平成29年度指揮活動審査会(花園消防署)

更新日:2017年10月4日

打ち合わせ風景

 消防活動の指揮は、火災をはじめ、様々な災害現場において、要救助者を救命し、苦痛を緩和し、安全な場所に救出または誘導し、また災害の被害を軽減するためのあらゆる手だてを講じることを最も安全に効率的に行うために部隊を運用することにあります。

 消防の部隊は、災害に直接作用する隊からそれらの隊を支援する隊など、それぞれの任務に応じた部隊があり、深谷市消防本部では指揮命令系統の早期確立、災害に応じた適切な部隊運用を行うため、日々訓練に励んでいます。

 この審査会は日頃の訓練成果を確認するものであり、深谷署、花園署の2署にある指揮隊がそれぞれ訓練を実施しました。

 実災害に即した訓練想定が付与され、出場前に指揮隊3名で指令内容、災害種別及び出場部隊の確認を行います。
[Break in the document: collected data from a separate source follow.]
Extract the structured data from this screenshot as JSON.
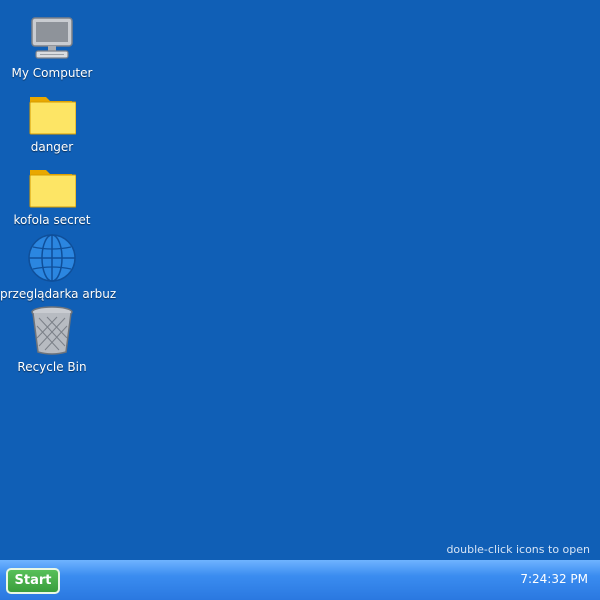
{
  "desktop": {
    "icons": [
      {
        "label": "My Computer",
        "icon": "computer-icon"
      },
      {
        "label": "danger",
        "icon": "folder-icon"
      },
      {
        "label": "kofola secret",
        "icon": "folder-icon"
      },
      {
        "label": "przeglądarka arbuz",
        "icon": "globe-icon"
      },
      {
        "label": "Recycle Bin",
        "icon": "recycle-bin-icon"
      }
    ],
    "hint": "double-click icons to open",
    "background_color": "#105fb6"
  },
  "taskbar": {
    "start_label": "Start",
    "clock": "7:24:32 PM"
  }
}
指揮隊の人員編成は、指揮本部長、情報員、通信員の3名編成です。

出場途上

 指揮は消防活動の核心であり原動力であるため、事態に対処するときは、冷静、沈着、旺盛な責任感と確固たる信念に基づいて部隊を統率し、効果的に遂行しなければなりません。
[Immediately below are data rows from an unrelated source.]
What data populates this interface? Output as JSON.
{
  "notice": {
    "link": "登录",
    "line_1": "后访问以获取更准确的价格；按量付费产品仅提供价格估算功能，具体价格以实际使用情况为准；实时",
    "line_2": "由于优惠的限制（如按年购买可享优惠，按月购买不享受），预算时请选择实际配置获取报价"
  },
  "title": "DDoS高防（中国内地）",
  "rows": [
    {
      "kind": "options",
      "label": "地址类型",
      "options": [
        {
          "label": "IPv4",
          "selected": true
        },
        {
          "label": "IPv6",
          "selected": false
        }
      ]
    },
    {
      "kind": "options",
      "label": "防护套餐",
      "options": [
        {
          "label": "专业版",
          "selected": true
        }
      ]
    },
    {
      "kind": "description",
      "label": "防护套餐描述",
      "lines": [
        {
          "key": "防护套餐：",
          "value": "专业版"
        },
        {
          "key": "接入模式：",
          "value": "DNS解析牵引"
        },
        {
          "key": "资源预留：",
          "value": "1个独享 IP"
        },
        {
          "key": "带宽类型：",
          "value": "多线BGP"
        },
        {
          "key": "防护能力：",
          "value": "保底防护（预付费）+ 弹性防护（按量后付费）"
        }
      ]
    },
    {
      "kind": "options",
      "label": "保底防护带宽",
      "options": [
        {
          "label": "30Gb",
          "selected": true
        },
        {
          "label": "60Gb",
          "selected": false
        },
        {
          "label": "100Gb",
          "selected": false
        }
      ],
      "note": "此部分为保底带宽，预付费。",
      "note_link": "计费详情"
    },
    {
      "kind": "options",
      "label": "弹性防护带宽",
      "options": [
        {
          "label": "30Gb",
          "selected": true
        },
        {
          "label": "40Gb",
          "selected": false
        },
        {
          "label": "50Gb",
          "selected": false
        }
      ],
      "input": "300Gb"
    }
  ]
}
 訓練では、出場途上に現場の模様が写真にて付与され、活動方針を決定します。出場部隊をどう運用するか?様々な部隊を運用し、それぞれの部隊に適した活動を決定します。

災害状況報告

 現場到着し、指揮本部を設置します。災害状況を把握するため情報員は積極的に情報収集を行い、通信員は指令センターと交信し、災害状況を報告します。
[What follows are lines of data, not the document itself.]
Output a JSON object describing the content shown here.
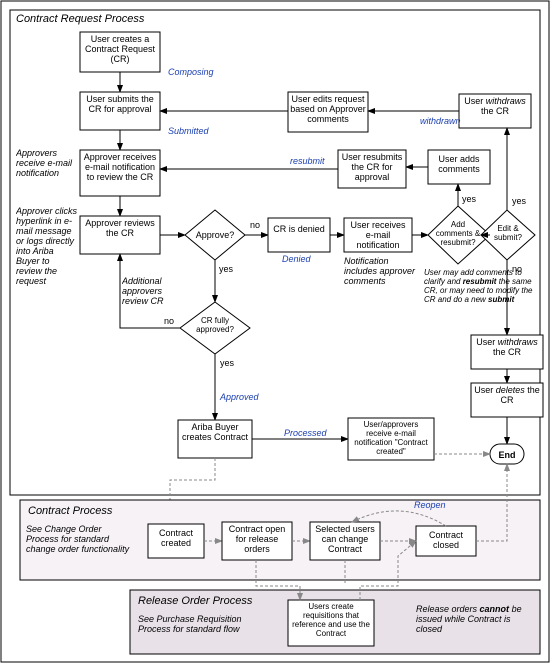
{
  "panels": {
    "crp_title": "Contract Request Process",
    "cp_title": "Contract Process",
    "rop_title": "Release Order Process"
  },
  "nodes": {
    "n_create": "User creates a Contract Request (CR)",
    "n_submit": "User submits the CR for approval",
    "n_notify": "Approver receives e-mail notification to review the CR",
    "n_review": "Approver reviews the CR",
    "d_approve": "Approve?",
    "d_full": "CR fully approved?",
    "n_denied": "CR is denied",
    "n_usernote": "User receives e-mail notification",
    "d_addcomm": "Add comments & resubmit?",
    "n_addc": "User adds comments",
    "n_resub": "User resubmits the CR for approval",
    "n_edit": "User edits request based on Approver comments",
    "n_withdraw1": "User withdraws the CR",
    "d_editsub": "Edit & submit?",
    "n_withdraw2": "User withdraws the CR",
    "n_delete": "User deletes the CR",
    "n_end": "End",
    "n_ariba": "Ariba Buyer creates Contract",
    "n_cnotify": "User/approvers receive e-mail notification \"Contract created\"",
    "n_ccreated": "Contract created",
    "n_copen": "Contract open for release orders",
    "n_cchange": "Selected users can change Contract",
    "n_cclosed": "Contract closed",
    "n_rop": "Users create requisitions that reference and use the Contract"
  },
  "labels": {
    "composing": "Composing",
    "submitted": "Submitted",
    "resubmit": "resubmit",
    "withdrawn": "withdrawn",
    "denied": "Denied",
    "approved": "Approved",
    "processed": "Processed",
    "reopen": "Reopen",
    "yes": "yes",
    "no": "no"
  },
  "notes": {
    "note_left1": "Approvers receive e-mail notification",
    "note_left2": "Approver clicks hyperlink in e-mail message or logs directly into Ariba Buyer to review the request",
    "note_mid": "Notification includes approver comments",
    "note_right_b1": "User may add comments to clarify and ",
    "note_right_b1b": "resubmit",
    "note_right_b2": " the same CR, or may need to modify the CR and do a new ",
    "note_right_b2b": "submit",
    "note_addrev": "Additional approvers review CR",
    "note_cp": "See Change Order Process for standard change order functionality",
    "note_rop": "See Purchase Requisition Process for standard flow",
    "note_ro_b1": "Release orders ",
    "note_ro_b2": "cannot",
    "note_ro_b3": " be issued while Contract is closed"
  }
}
 指揮本部長は知り得た情報をもとに、各部隊の小隊長に活動内容を下命します。災害状況は、刻一刻と変化していきます。そのため、状況変化に応じて時機を失することなく、活動方針、指示、命令を変更する必要があります。

 

指揮板への書き込み

 要救助者情報、火災であれば延焼状況、活動時における危険情報等を収集後は、それぞれの情報を明確、一元化し明示するため、指揮板と呼ばれる情報収集紙に書き込んでいきます。

 

指揮板記載

指揮板に記載する内容は、建物構造、出火箇所、延焼状況、そして現在の各部隊の活動状況等です。これにより、今どこの部隊がどこにいて、何をしているのか?活動危険箇所はどこにあるのか?すべての部隊に周知することで、効率的な部隊活動、そして現場の安全管理ができます。

指揮板記載終了

指揮板を統括しているのは通信員です。通信員は現場状況、活動状況を指令センターに報告します。指令センターは、現場状況を把握し、もし応援部隊が必要であれば、迅速に第2出場指令をかけます。

指揮活動中

 指揮隊3名はそれぞれ役目が違いますが、互いに協力し合い、1つの災害に対して被害を最小に食い止めるために全力を尽くします。

 また、災害を最小に防ぐだけではなく、活動している隊員の安全管理、体調管理にも留意しながら、出場から帰署まで気を抜くことなく、活動しなければなりません。

現場安全管理

 人は、突然予期せぬ事態に遭遇したとき一般的に冷静さを失います。興奮したり気が動転して、普段では考えられないような行動をしてしまうことがあります。

 一般人では許される場面でも、消防職員は異常な環境下で活動することを任務としているため、一般人と同じように興奮したり狼狽したりすることは許されません。

 部隊活動の要である指揮者が冷静さを失った場合、任務遂行できないばかりか、自己隊員を危険に陥れることになりかねません。

 指揮隊はどんな過酷で熾烈を極める現場でも、冷静沈着で士気旺盛な指揮をとるために日々、訓練に励んでいます。